Posto isso, chegamos à questão central: o que define o tamanho de uma corporação? Ela é grande porque tem muitos prédios, muitas máquinas, muitos funcionários, muitos gestores ou muitos recursos? Apesar de parecer uma questão banal, a resposta não é simples e esbarra inclusive na “natureza das firmas”. E, como vimos, a forma como você encara (ou deixa de encarar) essa questão vai definir como você se posiciona nesse e em outros debates. Para nós, no entanto, não é nada disso que define o tamanho e a natureza de uma corporação e a Crítica da Economia Política nos ajuda a esclarecer isso.
O que são as corporações? Em breves palavras, podemos indicar que as corporações são meios de expansão de capital; e essa expansão acontece, via de regra, por meio do lucro (ainda que não possamos ignorar as atividades especulativas).

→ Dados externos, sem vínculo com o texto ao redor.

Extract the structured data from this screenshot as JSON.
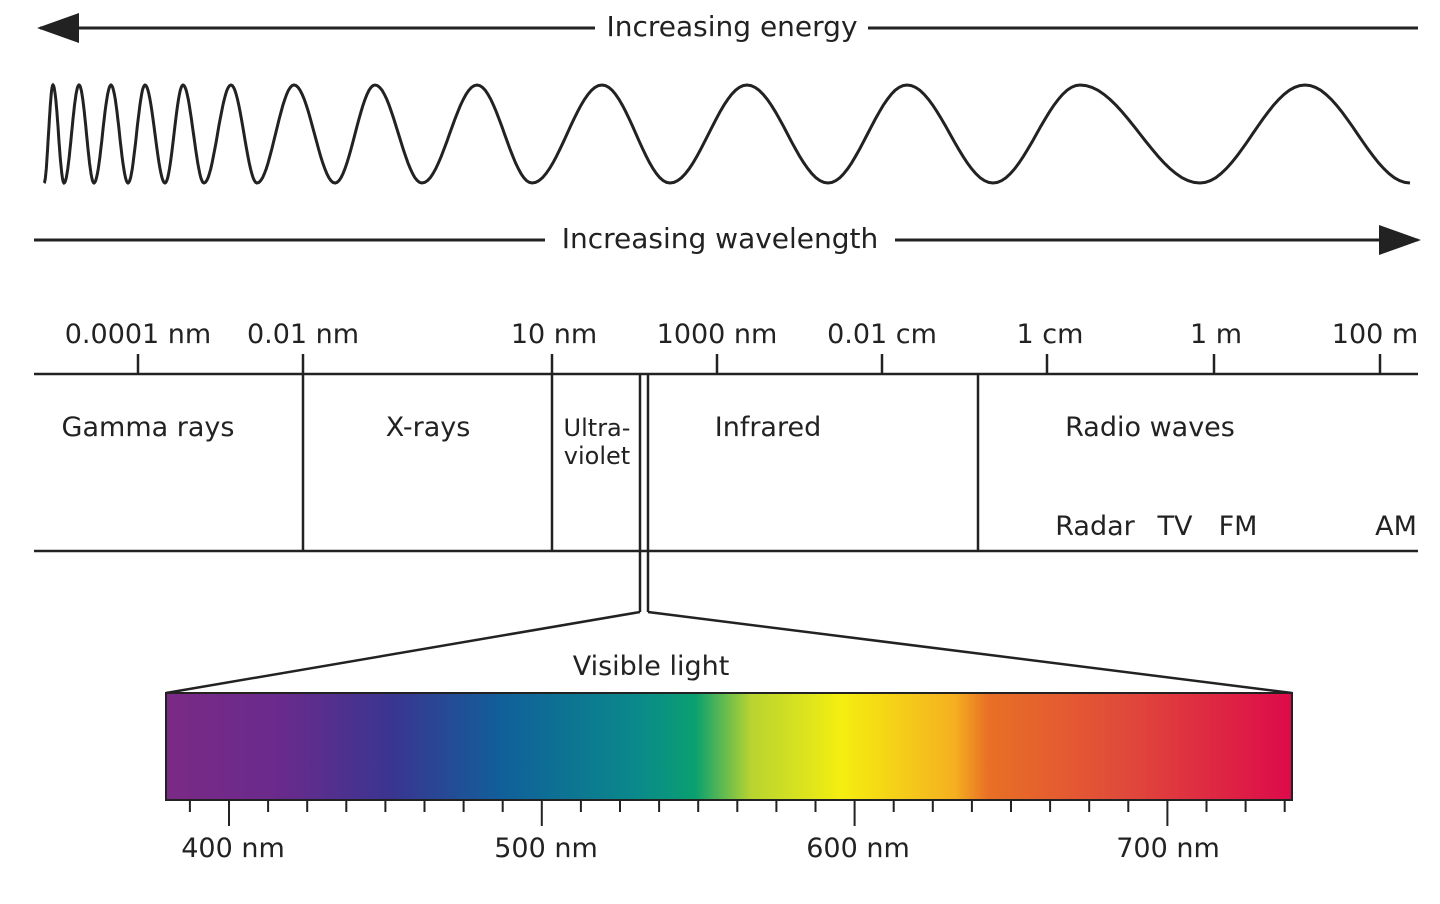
{
  "energy_label": "Increasing energy",
  "wavelength_label": "Increasing wavelength",
  "scale_ticks": [
    "0.0001 nm",
    "0.01 nm",
    "10 nm",
    "1000 nm",
    "0.01 cm",
    "1 cm",
    "1 m",
    "100 m"
  ],
  "regions": {
    "gamma": "Gamma rays",
    "xray": "X-rays",
    "uv_line1": "Ultra-",
    "uv_line2": "violet",
    "infrared": "Infrared",
    "radio": "Radio waves"
  },
  "radio_bands": [
    "Radar",
    "TV",
    "FM",
    "AM"
  ],
  "visible_label": "Visible light",
  "visible_ticks": [
    "400 nm",
    "500 nm",
    "600 nm",
    "700 nm"
  ],
  "spectrum_colors": [
    "#7a2a85",
    "#6a2a8c",
    "#3a3590",
    "#10609a",
    "#0a8a8a",
    "#0aa070",
    "#b8d430",
    "#f5ee10",
    "#f5b020",
    "#e87025",
    "#e04a3a",
    "#dd0a4a"
  ]
}
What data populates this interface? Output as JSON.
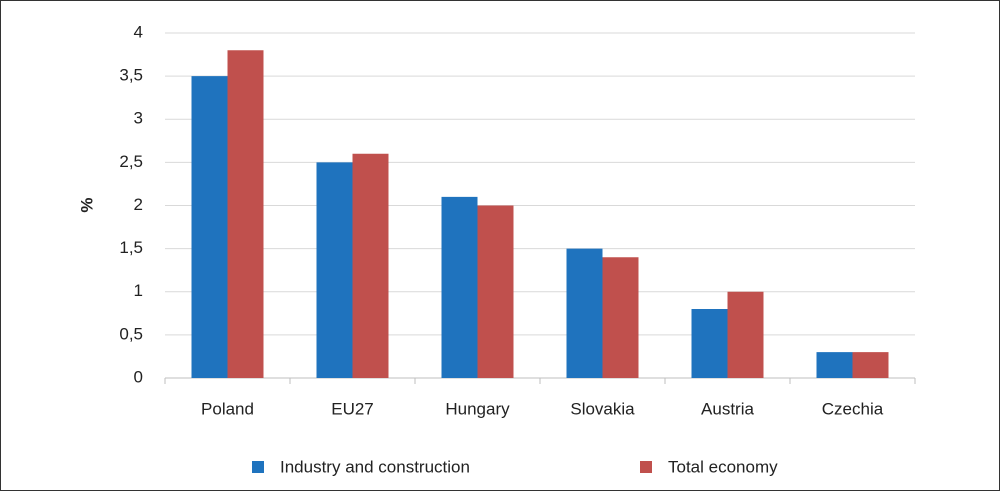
{
  "chart_data": {
    "type": "bar",
    "y_label": "%",
    "categories": [
      "Poland",
      "EU27",
      "Hungary",
      "Slovakia",
      "Austria",
      "Czechia"
    ],
    "series": [
      {
        "name": "Industry and construction",
        "color": "#1f73be",
        "values": [
          3.5,
          2.5,
          2.1,
          1.5,
          0.8,
          0.3
        ]
      },
      {
        "name": "Total economy",
        "color": "#c0504d",
        "values": [
          3.8,
          2.6,
          2.0,
          1.4,
          1.0,
          0.3
        ]
      }
    ],
    "ylim": [
      0,
      4
    ],
    "yticks": [
      0,
      {
        "value": 0.5,
        "label": "0,5"
      },
      1,
      {
        "value": 1.5,
        "label": "1,5"
      },
      2,
      {
        "value": 2.5,
        "label": "2,5"
      },
      3,
      {
        "value": 3.5,
        "label": "3,5"
      },
      4
    ],
    "grid": true
  }
}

Entretanto, para que a expansão ocorra, alguns problemas fáticos têm que ser enfrentados eficientemente, considerando o seu caráter inerentemente competitivo. Assim sendo, a forma como o mesmo montante de capital é mobilizado depende da inventividade de seus gestores e do que foi acumulado anteriormente.
A implicação prática disso é que o tamanho dos empreendimentos (recursos mobilizados) pode variar, em função dos problemas fáticos enfrentados, mas dentro de certos limites. Seria ao menos forçoso pensar que um montante colossal de capital pudesse ser mobilizado e expandido sem que, para isso, fosse convertido em uma quantia igualmente considerável de maquinaria, força de trabalho e recursos em geral, ainda que com equilíbrios distintos.
Mas, nesse ponto, começamos a tangenciar um outro problema (o qual só poderemos abordar numa outra oportunidade), que é a miopia do pensamento administrativo em relação ao tema da acumulação de capital. Por ora, fechando o breve debate, cabe reforçar que a contra argumentação chandleriana se mostrou superior aos argumentos dos seus críticos, pois teve o mérito de se ater ao orçamento das corporações mencionadas.
Referências
Chandler, A. (2005). Response to the Symposium: Framing Business History. Enterprise & Society, Vol. 6, No. 1 , pp. 134-137.
Lamoreaux, N.; Raff, D.; Temin, P. (2003). Against Whig History. Enterprise & Society, Vol. 5, No. 3, p. 376-387.
Langlois, R. (2004). Chandler in a larger frame, markets, transaction costs and organizational form in history. Enterprise & Society, Vol. 5, No. 3, p.355-375.